Une histoire d’amour et de désir

UNE HISTOIRE D’AMOUR ET DE DÉSIR 

De Leyla BOUZID – France-1h42, Avec Sami Outalbali, Zbeida Belhajamor, Aurélia Petit.

Pour certains, le chemin vers la jouissance n’est pas une ligne droite, mais un sentier sombre et sinueux envahi de ronces et de mauvaises herbes. Ce pourrait être là le sujet du deuxième long-métrage de Leyla Bouzid (« A peine j’ouvre les yeux », 2015), née à Tunis en 1984, formée à la Sorbonne et à la Fémis, qui offre une nouvelle variation sur le thème de l’éducation sentimentale. Un jeune homme découvre l’amour et le désir en même temps, au même endroit, et doit donc inventer des voies inédites pour accorder l’essence spirituelle de l’un avec la flamme corporelle de l’autre. Motif classique du roman de formation que la réalisatrice a la bonne idée, ici, de refondre dans la culture arabe que ses jeunes personnages, tous deux originaires du Maghreb, ont en partage.

Ahmed (Sami Outalbali) sort de la cité où il a grandi en banlieue parisienne, auprès de ses parents exilés d’Algérie, pour suivre des études de lettres à la Sorbonne. Il y fait la rencontre de Farah (Zbeida Belhajamor), étudiante fraîchement débarquée de Tunis.
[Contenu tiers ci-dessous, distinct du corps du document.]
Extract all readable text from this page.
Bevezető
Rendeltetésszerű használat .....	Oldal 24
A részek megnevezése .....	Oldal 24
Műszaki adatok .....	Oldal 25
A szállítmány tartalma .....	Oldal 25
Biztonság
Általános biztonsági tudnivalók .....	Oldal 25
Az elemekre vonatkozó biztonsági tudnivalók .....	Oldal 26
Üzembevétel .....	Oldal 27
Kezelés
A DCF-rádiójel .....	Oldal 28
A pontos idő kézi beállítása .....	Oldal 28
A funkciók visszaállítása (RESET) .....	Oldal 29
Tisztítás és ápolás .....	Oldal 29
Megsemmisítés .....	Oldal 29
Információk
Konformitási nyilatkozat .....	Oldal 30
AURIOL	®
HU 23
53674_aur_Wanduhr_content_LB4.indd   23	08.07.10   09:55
Une chance : elle est inscrite au même cours de littérature comparée que lui, consacré cette année à la poésie arabe séculaire, qui n’avait pas froid aux yeux en matière d’érotisme. Le corpus constitue donc, de fait, un parfait terrain de rapprochement pour les tourtereaux. Mais à chaque opportunité, Ahmed freine des quatre sabots, temporise, esquive. Pudeur excessive ? Vœu de chasteté ? Œil normatif de la cité qui veille sur lui ? A l’image des poètes qu’il étudie, le jeune homme a surtout tendance à sublimer ses émois, comme à idéaliser l’élue de son cœur : tout en lui passe par la tête. Reste à trouver le chemin du geste, vecteur de l’expression du désir, et donc du passage à l’acte.
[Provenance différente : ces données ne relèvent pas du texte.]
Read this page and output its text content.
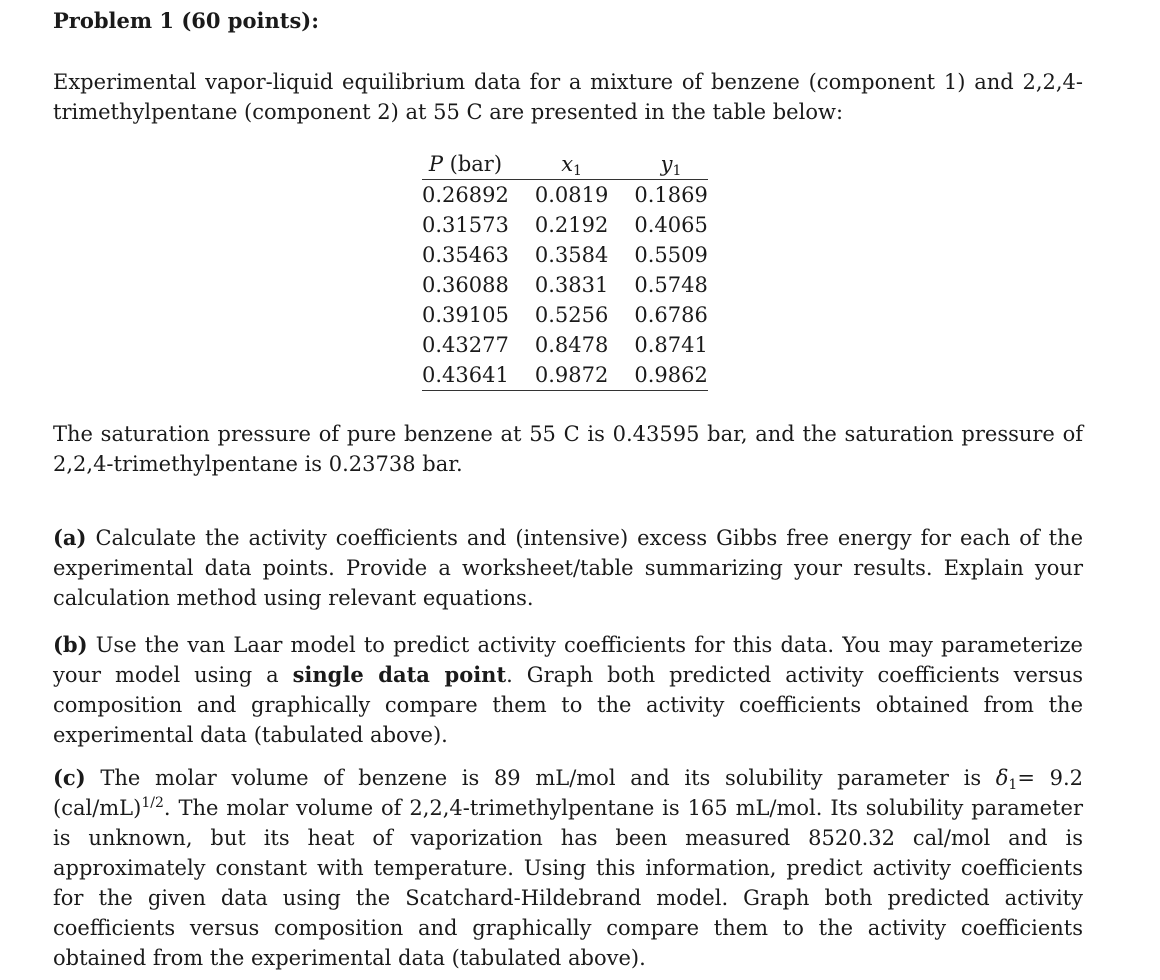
Problem 1 (60 points):

Experimental vapor-liquid equilibrium data for a mixture of benzene (component 1) and 2,2,4-trimethylpentane (component 2) at 55 C are presented in the table below:

P (bar)	$x_1$	$y_1$
0.26892	0.0819	0.1869
0.31573	0.2192	0.4065
0.35463	0.3584	0.5509
0.36088	0.3831	0.5748
0.39105	0.5256	0.6786
0.43277	0.8478	0.8741
0.43641	0.9872	0.9862

The saturation pressure of pure benzene at 55 C is 0.43595 bar, and the saturation pressure of 2,2,4-trimethylpentane is 0.23738 bar.

(a) Calculate the activity coefficients and (intensive) excess Gibbs free energy for each of the experimental data points. Provide a worksheet/table summarizing your results. Explain your calculation method using relevant equations.

(b) Use the van Laar model to predict activity coefficients for this data. You may parameterize your model using a single data point. Graph both predicted activity coefficients versus composition and graphically compare them to the activity coefficients obtained from the experimental data (tabulated above).

(c) The molar volume of benzene is 89 mL/mol and its solubility parameter is $\delta_1= 9.2$ $(cal/mL)^{1/2}$. The molar volume of 2,2,4-trimethylpentane is 165 mL/mol. Its solubility parameter is unknown, but its heat of vaporization has been measured 8520.32 cal/mol and is approximately constant with temperature. Using this information, predict activity coefficients for the given data using the Scatchard-Hildebrand model. Graph both predicted activity coefficients versus composition and graphically compare them to the activity coefficients obtained from the experimental data (tabulated above).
D’un tel récit amoureux, c’est l’esprit de rétention qui fait tout l’intérêt, en ce qu’il désavoue l’hédonisme en vogue, pour renouer avec la tradition classique de la temporisation. Se réfréner, pour le héros, est tout à la fois de l’ordre de l’offense (faisant ainsi subir une rebuffade à la sensualité de Farah) que le chemin ardu d’une morale enseignée par la littérature (attendre, c’est décupler le plaisir). Tout dépend alors du caractère contingent ou choisi que recouvre cette attente, basculant, c’est selon, dans la frigidité du peine-à-jouir, ou la promesse d’une jouissance supérieure.
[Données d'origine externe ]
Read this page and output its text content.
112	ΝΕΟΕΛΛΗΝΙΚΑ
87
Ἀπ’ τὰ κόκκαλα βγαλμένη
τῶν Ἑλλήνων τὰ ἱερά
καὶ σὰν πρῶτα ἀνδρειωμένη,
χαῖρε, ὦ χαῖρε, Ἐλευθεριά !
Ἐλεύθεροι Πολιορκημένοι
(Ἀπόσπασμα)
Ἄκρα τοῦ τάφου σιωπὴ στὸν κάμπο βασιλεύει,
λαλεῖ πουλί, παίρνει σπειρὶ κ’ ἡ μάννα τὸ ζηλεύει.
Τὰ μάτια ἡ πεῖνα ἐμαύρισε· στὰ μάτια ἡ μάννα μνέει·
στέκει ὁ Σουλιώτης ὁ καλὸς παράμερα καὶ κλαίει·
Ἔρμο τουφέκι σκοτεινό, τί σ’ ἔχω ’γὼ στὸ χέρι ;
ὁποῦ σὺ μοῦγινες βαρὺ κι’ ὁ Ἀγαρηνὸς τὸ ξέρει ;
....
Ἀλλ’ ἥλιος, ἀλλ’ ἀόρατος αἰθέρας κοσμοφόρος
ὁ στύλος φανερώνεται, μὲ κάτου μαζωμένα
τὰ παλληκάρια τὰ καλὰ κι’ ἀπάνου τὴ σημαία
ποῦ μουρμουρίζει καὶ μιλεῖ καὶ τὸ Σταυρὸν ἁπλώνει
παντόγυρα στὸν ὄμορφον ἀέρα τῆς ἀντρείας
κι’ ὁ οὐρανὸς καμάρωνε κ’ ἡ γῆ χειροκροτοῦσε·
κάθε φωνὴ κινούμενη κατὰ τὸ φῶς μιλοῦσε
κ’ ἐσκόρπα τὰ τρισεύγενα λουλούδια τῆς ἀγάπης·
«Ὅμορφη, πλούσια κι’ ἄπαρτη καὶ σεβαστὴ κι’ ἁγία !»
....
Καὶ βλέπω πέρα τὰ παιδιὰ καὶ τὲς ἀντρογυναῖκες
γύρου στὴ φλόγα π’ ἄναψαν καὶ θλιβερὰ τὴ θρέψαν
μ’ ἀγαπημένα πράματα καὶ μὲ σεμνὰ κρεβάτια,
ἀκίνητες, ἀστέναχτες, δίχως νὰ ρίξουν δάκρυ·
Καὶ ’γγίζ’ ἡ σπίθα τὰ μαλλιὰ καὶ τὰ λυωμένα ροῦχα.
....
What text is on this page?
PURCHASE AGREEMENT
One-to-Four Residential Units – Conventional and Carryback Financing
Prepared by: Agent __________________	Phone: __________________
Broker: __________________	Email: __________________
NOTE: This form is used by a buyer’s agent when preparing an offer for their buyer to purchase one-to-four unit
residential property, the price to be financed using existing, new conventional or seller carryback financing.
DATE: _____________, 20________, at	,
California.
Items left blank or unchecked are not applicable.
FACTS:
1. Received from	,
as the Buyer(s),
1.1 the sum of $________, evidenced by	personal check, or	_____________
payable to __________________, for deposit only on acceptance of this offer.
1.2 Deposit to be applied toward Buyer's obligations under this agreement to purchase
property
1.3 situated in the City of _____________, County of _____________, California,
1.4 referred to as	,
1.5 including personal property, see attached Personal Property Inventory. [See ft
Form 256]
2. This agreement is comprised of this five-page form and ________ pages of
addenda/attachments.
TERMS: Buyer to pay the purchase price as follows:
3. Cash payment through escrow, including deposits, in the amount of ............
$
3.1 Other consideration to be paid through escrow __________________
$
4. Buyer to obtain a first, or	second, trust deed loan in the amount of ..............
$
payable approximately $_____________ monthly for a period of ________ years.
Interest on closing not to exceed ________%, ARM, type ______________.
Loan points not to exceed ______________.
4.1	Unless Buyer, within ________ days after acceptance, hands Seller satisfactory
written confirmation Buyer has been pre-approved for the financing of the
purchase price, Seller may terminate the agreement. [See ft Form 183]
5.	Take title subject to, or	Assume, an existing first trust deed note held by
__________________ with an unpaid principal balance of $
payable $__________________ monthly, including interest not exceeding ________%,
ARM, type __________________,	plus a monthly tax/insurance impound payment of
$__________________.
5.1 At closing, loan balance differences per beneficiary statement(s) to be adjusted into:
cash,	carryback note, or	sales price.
Tradition classique, certes, mais dont Leyla Bouzid se plaît à renverser les rôles : ici, c’est le garçon qui retarde le moment de se donner, tandis que la jeune femme, conquérante, désire activement et en fait clairement état. Pour filmer ce désir contenu, la réalisatrice opte judicieusement pour une mise en scène pondérée, sans effusion, qui respecte l’intégrité des corps, le resitue dans l’environnement (de la cité-dortoir aux rues du Quartier latin), sauf quand il s’agit d’approcher les visages. De la silhouette au gros plan, c’est une subtile sarabande du désir qui se joue, une valse-hésitation où les corps en tension s’aimantent en même temps qu’ils se tiennent en respect.